The Wireless

Stages: Leigh Sawmill

07:31 am on 6 February 2015

Anthonie Tonnon visits New Zealand’s most talked about places to see music.

 

Photo: Leigh Sawmill Cafe.

LISTEN to Anthonie Tonnon's story about Leigh Sawmill Cafe for Music 101:

 

No matter how busy you think you are, there’s always someone busier.

Kelly Pram is a pilot, Jerome Drum tells me over a glass of coke at the Leigh Sawmill Cafe. Not just any pilot, but one of Air New Zealand’s top pilots. Apparently his job right now is to write the training manual for the new Dreamliner, but somehow he finds the time to manage the Hipstamatics - a nine piece jazz funk band - and travel with them up to Leigh today.

He’s working as we speak, sitting on the door, and organising a place for them to stay a little up the road so they can have a later night. Sal Valentine and The Babyshakes, the co-headline for tonight, are staying at the bunk rooms on site. The show is billed “Lawless in Leigh II”. 

The first Lawless in Leigh convinced the Hipstamatics they needed to find their own cabin where they couldn't disturb tourists.

I travelled up here with Jonathan Pearce who is the Babyshakes’ pianist, and Ayisha Jaffer, an Auckland music manager who wanted to see the venue, despite having broken her leg at Chronophonium festival a couple of weeks ago.

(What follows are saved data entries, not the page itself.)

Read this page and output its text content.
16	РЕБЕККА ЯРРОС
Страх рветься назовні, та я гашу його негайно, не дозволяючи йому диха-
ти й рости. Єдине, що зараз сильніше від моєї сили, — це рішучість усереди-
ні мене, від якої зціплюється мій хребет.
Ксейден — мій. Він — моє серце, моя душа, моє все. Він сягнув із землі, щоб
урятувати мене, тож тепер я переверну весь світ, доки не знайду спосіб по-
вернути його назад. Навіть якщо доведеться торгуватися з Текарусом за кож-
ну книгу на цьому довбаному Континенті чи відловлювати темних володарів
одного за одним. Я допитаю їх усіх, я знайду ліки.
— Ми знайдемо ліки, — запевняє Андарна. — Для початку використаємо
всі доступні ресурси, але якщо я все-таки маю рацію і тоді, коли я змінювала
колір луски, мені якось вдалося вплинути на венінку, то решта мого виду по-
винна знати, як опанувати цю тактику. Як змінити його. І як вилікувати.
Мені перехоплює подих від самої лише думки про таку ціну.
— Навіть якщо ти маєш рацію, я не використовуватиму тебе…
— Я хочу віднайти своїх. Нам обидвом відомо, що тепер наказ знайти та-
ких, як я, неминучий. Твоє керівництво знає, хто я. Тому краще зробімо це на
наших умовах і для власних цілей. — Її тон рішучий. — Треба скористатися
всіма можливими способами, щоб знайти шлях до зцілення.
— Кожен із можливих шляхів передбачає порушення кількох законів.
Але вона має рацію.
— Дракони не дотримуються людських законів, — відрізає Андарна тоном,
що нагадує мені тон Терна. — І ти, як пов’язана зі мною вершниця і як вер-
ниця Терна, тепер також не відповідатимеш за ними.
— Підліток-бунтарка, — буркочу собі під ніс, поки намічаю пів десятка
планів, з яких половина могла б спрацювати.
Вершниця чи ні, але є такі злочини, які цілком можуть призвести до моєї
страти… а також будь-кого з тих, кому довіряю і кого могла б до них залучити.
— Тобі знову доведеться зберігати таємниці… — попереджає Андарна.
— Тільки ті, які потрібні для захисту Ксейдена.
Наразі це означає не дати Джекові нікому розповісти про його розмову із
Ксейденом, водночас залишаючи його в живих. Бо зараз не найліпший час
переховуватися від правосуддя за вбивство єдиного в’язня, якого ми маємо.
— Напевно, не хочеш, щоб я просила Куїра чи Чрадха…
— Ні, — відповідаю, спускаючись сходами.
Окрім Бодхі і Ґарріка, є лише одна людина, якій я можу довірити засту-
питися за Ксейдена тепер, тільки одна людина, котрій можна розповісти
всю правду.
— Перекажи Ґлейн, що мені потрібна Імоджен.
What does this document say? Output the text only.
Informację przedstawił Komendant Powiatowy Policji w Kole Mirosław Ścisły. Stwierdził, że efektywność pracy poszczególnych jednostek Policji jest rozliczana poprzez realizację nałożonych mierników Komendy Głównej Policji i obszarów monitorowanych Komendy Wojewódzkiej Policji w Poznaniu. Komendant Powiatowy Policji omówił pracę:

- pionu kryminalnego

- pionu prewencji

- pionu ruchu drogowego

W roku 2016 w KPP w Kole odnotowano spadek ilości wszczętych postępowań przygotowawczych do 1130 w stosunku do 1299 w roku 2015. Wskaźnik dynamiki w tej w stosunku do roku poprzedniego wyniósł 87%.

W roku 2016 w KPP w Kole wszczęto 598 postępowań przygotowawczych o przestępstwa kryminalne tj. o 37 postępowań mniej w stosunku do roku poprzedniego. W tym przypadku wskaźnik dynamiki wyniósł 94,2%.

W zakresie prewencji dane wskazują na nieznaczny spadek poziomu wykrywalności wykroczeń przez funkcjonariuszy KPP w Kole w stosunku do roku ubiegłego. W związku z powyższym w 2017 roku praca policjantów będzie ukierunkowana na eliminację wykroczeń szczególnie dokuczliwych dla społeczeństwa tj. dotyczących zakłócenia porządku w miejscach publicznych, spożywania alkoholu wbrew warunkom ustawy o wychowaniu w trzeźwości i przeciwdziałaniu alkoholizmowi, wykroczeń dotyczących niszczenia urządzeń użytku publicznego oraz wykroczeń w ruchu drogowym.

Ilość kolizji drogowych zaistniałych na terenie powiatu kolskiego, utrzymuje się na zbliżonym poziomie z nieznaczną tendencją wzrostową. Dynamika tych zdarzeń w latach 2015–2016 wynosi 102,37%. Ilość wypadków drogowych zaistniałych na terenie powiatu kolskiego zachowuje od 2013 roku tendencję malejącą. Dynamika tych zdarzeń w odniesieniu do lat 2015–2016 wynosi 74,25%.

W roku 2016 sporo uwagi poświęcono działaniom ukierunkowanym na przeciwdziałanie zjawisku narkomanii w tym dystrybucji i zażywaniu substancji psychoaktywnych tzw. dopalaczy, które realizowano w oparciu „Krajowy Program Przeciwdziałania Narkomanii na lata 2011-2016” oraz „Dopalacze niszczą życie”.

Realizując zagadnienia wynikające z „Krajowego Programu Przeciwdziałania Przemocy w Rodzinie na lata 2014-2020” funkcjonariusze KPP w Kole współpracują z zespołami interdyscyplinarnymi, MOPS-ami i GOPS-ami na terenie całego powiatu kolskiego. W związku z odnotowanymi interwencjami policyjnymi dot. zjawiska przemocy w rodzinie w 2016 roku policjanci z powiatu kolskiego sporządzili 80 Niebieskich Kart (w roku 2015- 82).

Ayisha is enjoying meeting the locals. She says the broken leg gives her an excuse to join in conversations, but she asks if she can sit down, because she’s too tired to hobble further on her crutches.

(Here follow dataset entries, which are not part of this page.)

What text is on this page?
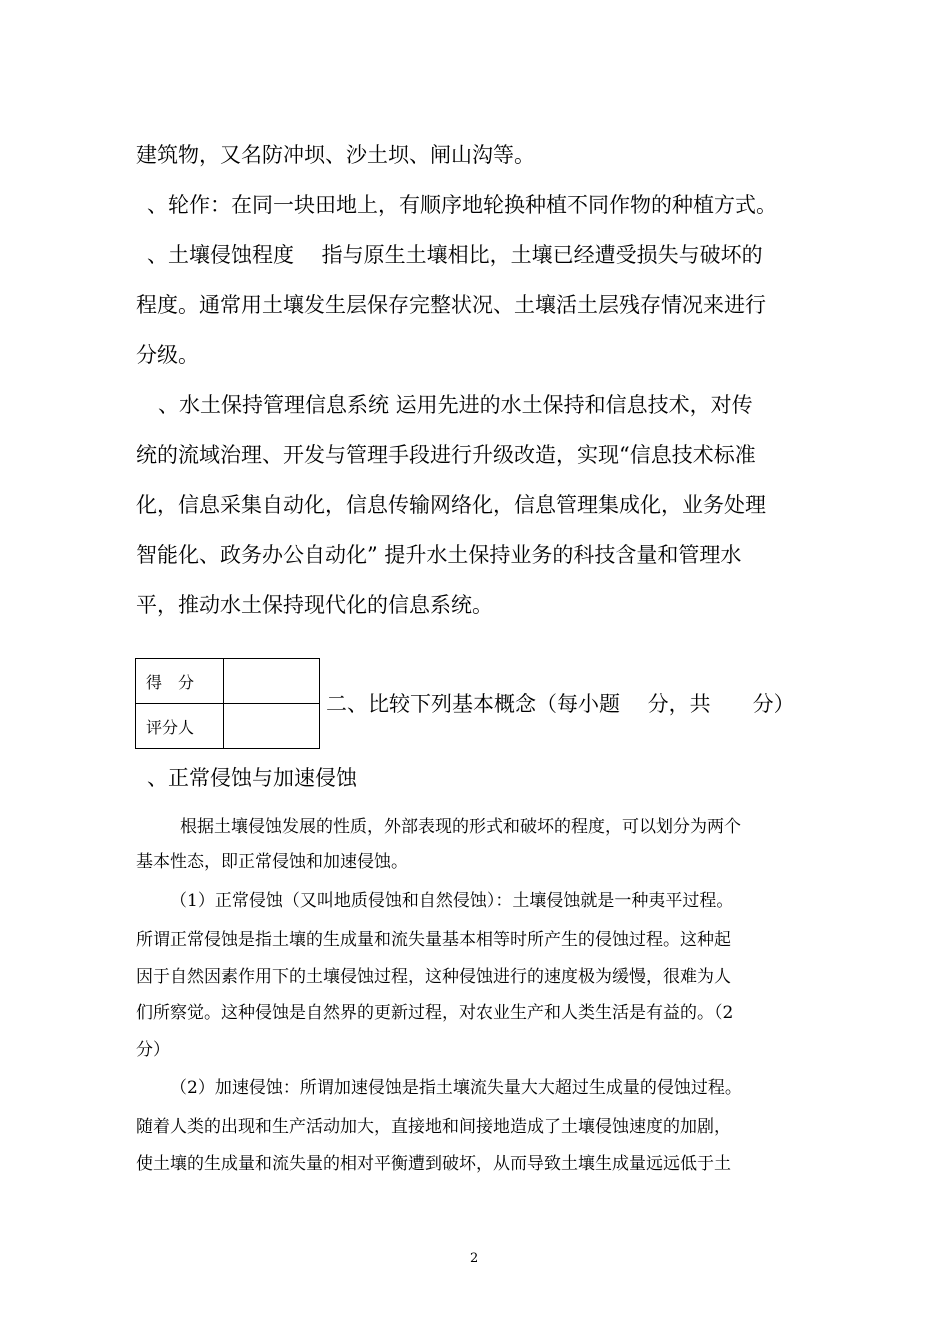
建筑物，又名防冲坝、沙土坝、闸山沟等。
、轮作：在同一块田地上，有顺序地轮换种植不同作物的种植方式。
、土壤侵蚀程度　 指与原生土壤相比，土壤已经遭受损失与破坏的
程度。通常用土壤发生层保存完整状况、土壤活土层残存情况来进行
分级。
、水土保持管理信息系统 运用先进的水土保持和信息技术，对传
统的流域治理、开发与管理手段进行升级改造，实现“信息技术标准
化，信息采集自动化，信息传输网络化，信息管理集成化，业务处理
智能化、政务办公自动化” 提升水土保持业务的科技含量和管理水
平，推动水土保持现代化的信息系统。
得　分	
评分人	
二、比较下列基本概念（每小题　 分，共　　分）
、正常侵蚀与加速侵蚀
根据土壤侵蚀发展的性质，外部表现的形式和破坏的程度，可以划分为两个
基本性态，即正常侵蚀和加速侵蚀。
（1）正常侵蚀（又叫地质侵蚀和自然侵蚀）：土壤侵蚀就是一种夷平过程。
所谓正常侵蚀是指土壤的生成量和流失量基本相等时所产生的侵蚀过程。这种起
因于自然因素作用下的土壤侵蚀过程，这种侵蚀进行的速度极为缓慢，很难为人
们所察觉。这种侵蚀是自然界的更新过程，对农业生产和人类生活是有益的。（2
分）
（2）加速侵蚀：所谓加速侵蚀是指土壤流失量大大超过生成量的侵蚀过程。
随着人类的出现和生产活动加大，直接地和间接地造成了土壤侵蚀速度的加剧，
使土壤的生成量和流失量的相对平衡遭到破坏，从而导致土壤生成量远远低于土
2
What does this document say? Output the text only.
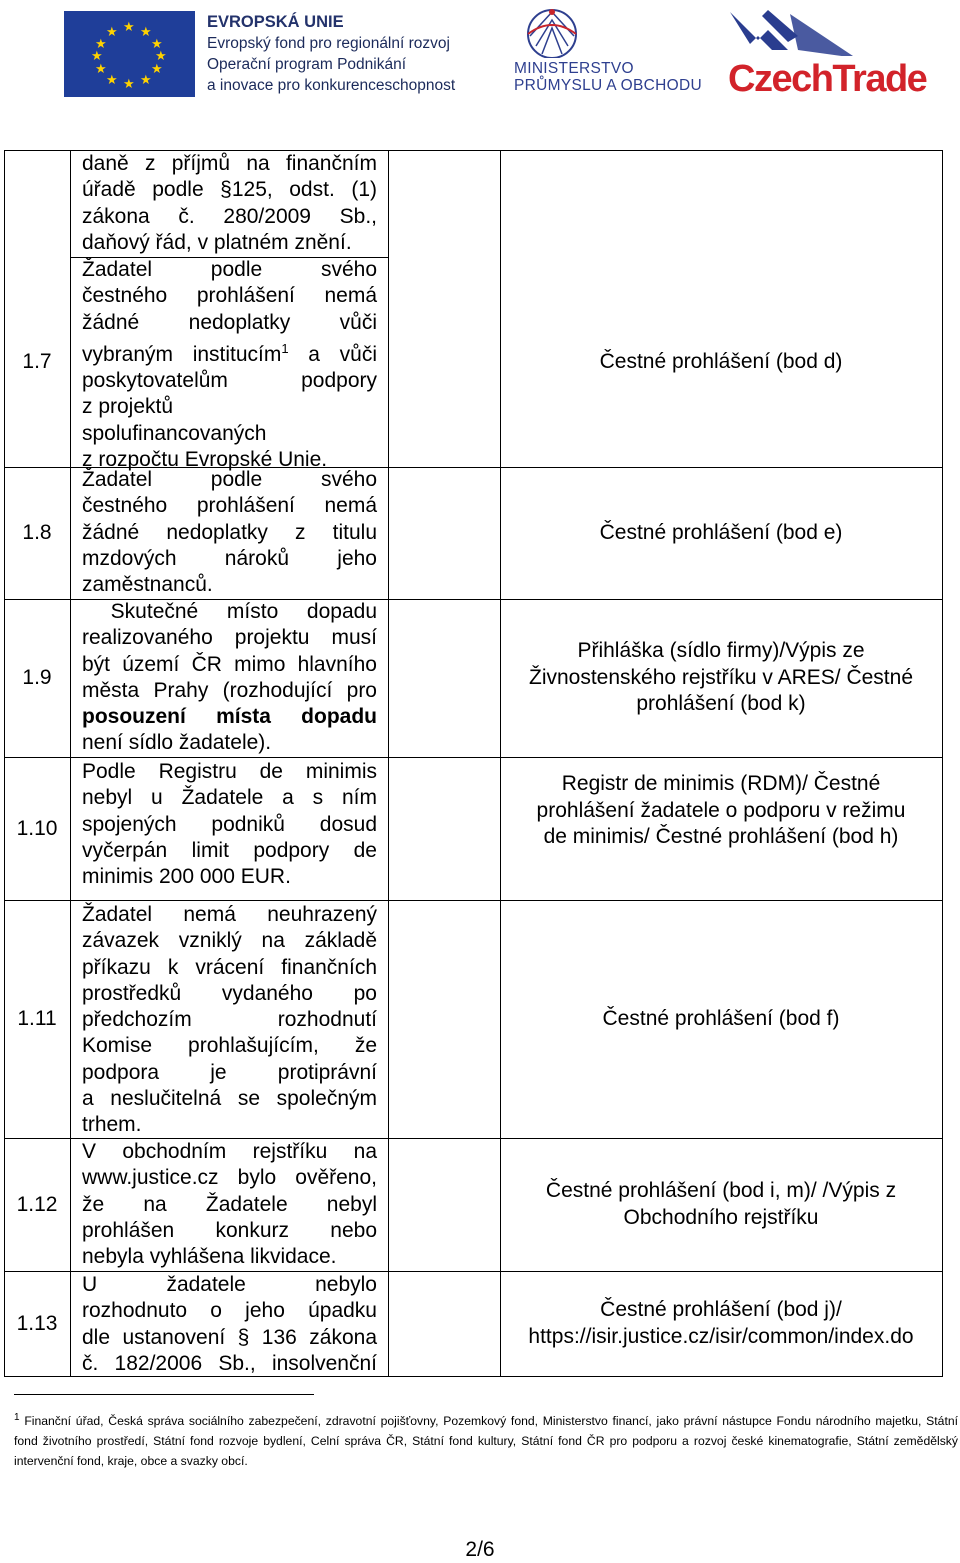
★ ★
★
★
★
★
★
★
★
★
★
★
EVROPSKÁ UNIE
Evropský fond pro regionální rozvoj
Operační program Podnikání
a inovace pro konkurenceschopnost
MINISTERSTVO
PRŮMYSLU A OBCHODU CzechTrade
daně z příjmů na finančním
úřadě podle §125, odst. (1)
zákona č. 280/2009 Sb.,
daňový řád, v platném znění.
1.7
Žadatel podle svého
čestného prohlášení nemá
žádné nedoplatky vůči
vybraným institucím$^1$ a vůči
poskytovatelům podpory
z projektů
spolufinancovaných
z rozpočtu Evropské Unie.
Čestné prohlášení (bod d)
1.8
Žadatel podle svého
čestného prohlášení nemá
žádné nedoplatky z titulu
mzdových nároků jeho
zaměstnanců.
Čestné prohlášení (bod e)
1.9
Skutečné místo dopadu
realizovaného projektu musí
být území ČR mimo hlavního
města Prahy (rozhodující pro
posouzení místa dopadu
není sídlo žadatele).
Přihláška (sídlo firmy)/Výpis ze
Živnostenského rejstříku v ARES/ Čestné
prohlášení (bod k)
1.10
Podle Registru de minimis
nebyl u Žadatele a s ním
spojených podniků dosud
vyčerpán limit podpory de
minimis 200 000 EUR.
Registr de minimis (RDM)/ Čestné
prohlášení žadatele o podporu v režimu
de minimis/ Čestné prohlášení (bod h)
1.11
Žadatel nemá neuhrazený
závazek vzniklý na základě
příkazu k vrácení finančních
prostředků vydaného po
předchozím rozhodnutí
Komise prohlašujícím, že
podpora je protiprávní
a neslučitelná se společným
trhem.
Čestné prohlášení (bod f)
1.12
V obchodním rejstříku na
www.justice.cz bylo ověřeno,
že na Žadatele nebyl
prohlášen konkurz nebo
nebyla vyhlášena likvidace.
Čestné prohlášení (bod i, m)/ /Výpis z
Obchodního rejstříku
1.13
U žadatele nebylo
rozhodnuto o jeho úpadku
dle ustanovení § 136 zákona
č. 182/2006 Sb., insolvenční
Čestné prohlášení (bod j)/
https://isir.justice.cz/isir/common/index.do
$^1$ Finanční úřad, Česká správa sociálního zabezpečení, zdravotní pojišťovny, Pozemkový fond, Ministerstvo financí, jako právní nástupce Fondu národního majetku, Státní fond životního prostředí, Státní fond rozvoje bydlení, Celní správa ČR, Státní fond kultury, Státní fond ČR pro podporu a rozvoj české kinematografie, Státní zemědělský intervenční fond, kraje, obce a svazky obcí.
2/6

At one point in the evening Ayisha introduces me to two local sisters, Xavier and Turea Helia-Dias who, despite treating me and my microphone with suspicion, eventually give me some of my best stories about playing in the sawdust when the site we’re on was a working sawmill in the 80s.

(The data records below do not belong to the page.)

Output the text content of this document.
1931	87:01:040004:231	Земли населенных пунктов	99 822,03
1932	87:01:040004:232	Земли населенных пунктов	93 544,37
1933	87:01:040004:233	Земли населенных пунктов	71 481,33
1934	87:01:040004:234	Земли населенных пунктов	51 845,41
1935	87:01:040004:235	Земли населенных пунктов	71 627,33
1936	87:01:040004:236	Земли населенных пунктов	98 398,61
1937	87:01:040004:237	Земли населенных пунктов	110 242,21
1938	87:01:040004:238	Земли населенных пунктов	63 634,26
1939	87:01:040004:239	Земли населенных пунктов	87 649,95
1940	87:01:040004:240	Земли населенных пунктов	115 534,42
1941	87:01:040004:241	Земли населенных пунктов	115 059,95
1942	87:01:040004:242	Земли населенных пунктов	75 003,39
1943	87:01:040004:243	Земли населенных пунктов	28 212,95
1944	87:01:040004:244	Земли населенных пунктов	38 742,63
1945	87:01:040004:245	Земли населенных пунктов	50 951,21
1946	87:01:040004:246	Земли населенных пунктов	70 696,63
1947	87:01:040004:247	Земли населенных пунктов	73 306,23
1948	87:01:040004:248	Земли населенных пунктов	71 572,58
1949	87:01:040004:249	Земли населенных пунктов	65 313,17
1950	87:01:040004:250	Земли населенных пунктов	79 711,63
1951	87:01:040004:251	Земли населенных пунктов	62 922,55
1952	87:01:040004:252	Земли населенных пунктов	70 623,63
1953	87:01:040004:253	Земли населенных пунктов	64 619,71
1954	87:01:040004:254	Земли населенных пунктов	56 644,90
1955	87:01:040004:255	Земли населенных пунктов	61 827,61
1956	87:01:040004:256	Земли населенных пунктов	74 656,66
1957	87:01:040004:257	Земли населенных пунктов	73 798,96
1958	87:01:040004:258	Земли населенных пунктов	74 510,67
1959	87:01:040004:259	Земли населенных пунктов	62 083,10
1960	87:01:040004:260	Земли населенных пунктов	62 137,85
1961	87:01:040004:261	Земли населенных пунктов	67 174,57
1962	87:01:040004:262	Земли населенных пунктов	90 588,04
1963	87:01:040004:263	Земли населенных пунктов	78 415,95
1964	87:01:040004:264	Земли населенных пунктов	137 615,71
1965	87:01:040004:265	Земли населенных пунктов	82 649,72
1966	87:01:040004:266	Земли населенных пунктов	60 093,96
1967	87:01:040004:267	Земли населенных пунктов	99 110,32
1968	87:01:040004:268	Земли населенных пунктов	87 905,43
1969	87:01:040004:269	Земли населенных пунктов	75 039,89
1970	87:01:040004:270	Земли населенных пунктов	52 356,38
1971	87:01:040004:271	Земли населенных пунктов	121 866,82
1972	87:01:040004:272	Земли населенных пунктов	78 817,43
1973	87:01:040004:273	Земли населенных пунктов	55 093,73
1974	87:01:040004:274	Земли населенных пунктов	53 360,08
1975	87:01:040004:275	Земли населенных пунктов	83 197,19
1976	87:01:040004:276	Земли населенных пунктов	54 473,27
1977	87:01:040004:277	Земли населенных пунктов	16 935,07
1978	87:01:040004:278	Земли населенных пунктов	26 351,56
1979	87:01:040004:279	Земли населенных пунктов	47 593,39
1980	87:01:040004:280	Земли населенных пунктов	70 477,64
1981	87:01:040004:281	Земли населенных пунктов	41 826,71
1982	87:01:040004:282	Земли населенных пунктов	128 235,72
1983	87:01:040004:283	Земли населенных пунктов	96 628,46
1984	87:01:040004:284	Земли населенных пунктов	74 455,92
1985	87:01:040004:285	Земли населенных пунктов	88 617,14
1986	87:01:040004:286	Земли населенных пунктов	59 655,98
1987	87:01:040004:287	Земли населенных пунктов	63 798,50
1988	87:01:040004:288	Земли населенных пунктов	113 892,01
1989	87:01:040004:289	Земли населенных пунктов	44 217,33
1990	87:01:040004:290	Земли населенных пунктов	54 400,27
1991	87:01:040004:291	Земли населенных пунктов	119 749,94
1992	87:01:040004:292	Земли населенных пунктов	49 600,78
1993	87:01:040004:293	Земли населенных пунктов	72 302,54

“People here thought it was a crazy idea - it’s a very small town. When this place opened, there were two dairies, a gas station, and a sawmill, and that’s all.” - Turea Helia Dias

I catch one of my favourite interviews while tailing Sal Valentine, tenor saxophone player Benjamin Sinclair and vocalists, Chelsea Prastiti and Shavaugn Grace on the lawn. Ellie Miller bumps in to them and gets talking after asking a question about Ben’s electronic nicotine pipe. Ellie is a runner for big entertainment acts, and before talking me through why she’s spending her one day off in Leigh, she tells the band members that she is not usually star struck, except for the time when she took Robert Plant for an impromptu road trip to Raglan.

Leading up to the show starting, I’m most nervous about interviewing the staff of the Sawmill. One of the things I’ve always noticed about the Sawmill is that the service is intensely good - the staff are polite and attentive, but move quickly and seriously. It could be a restaurant on Ponsonby Road.

It turns out that’s no coincidence. Benjamin Gratton Guiness, who co owns the venue with his brother Edward, tells me that before his family purchased the Sawmill in 1994, they ran Oblio’s restaurant on Ponsonby Road.

“The whole area’s just progressed, it’s quite amazing really - it really is a greater suburb of Auckland” -Benjamin Grattan Guiness

For the first few hours I’m there, I try to find a rare quiet moment to talk to Tim Mercer. With a black cap and grey t-shirt, and a voice that reminds me of Sam Hunt, he seems everywhere at once, but never in one place for more than a moment. That’s more true than I imagined since in the winters he spends half the week helping run Verona on Auckland’s Karangahape Road, and when I turn up for breakfast the next morning he will have driven to Auckland and back to pick up his son.

“It’s been built on the Guinness [family] hospitality, and their enthusiasm for good food, great music, and just their welcoming way. They’re a big part of the community.”

“It’s really lovely just to sit down with [the visiting bands] at the end of the night... a guitar will come out around the brazier, maybe a trombone or a flute, and it’s our time to listen to some music.”Tim Mercer

I realise during the gig that while it feels like a country show - the city is always close. You can feel it in the snappy service, the quality of the food, the makes of the cars in the carpark.

It's also a part of why the Sawmill gets such a high calibre of acts, from Open Souls to internationals like Justin Townes Earle. If there's a down side to being close to the city, it's the sense that even the band members aren't quite able to leave their city lives behind. After the show, Sal Valentine himself is nowhere to be seen - he has work in the morning so has driven the hour or so back to Auckland.

But for those who do stay, it is still an escape. There's still little to no cellphone reception, and there's still that astonishingly clear view of the stars. The remaining Babyshakes and I hitch a ride up the road to The Hipstamatics' cabin, where there are a few band members and friends in the corner singing and playing guitars. Though I manage to walk back to the bunk room before it's too late, I'm told some of them are still going in the morning.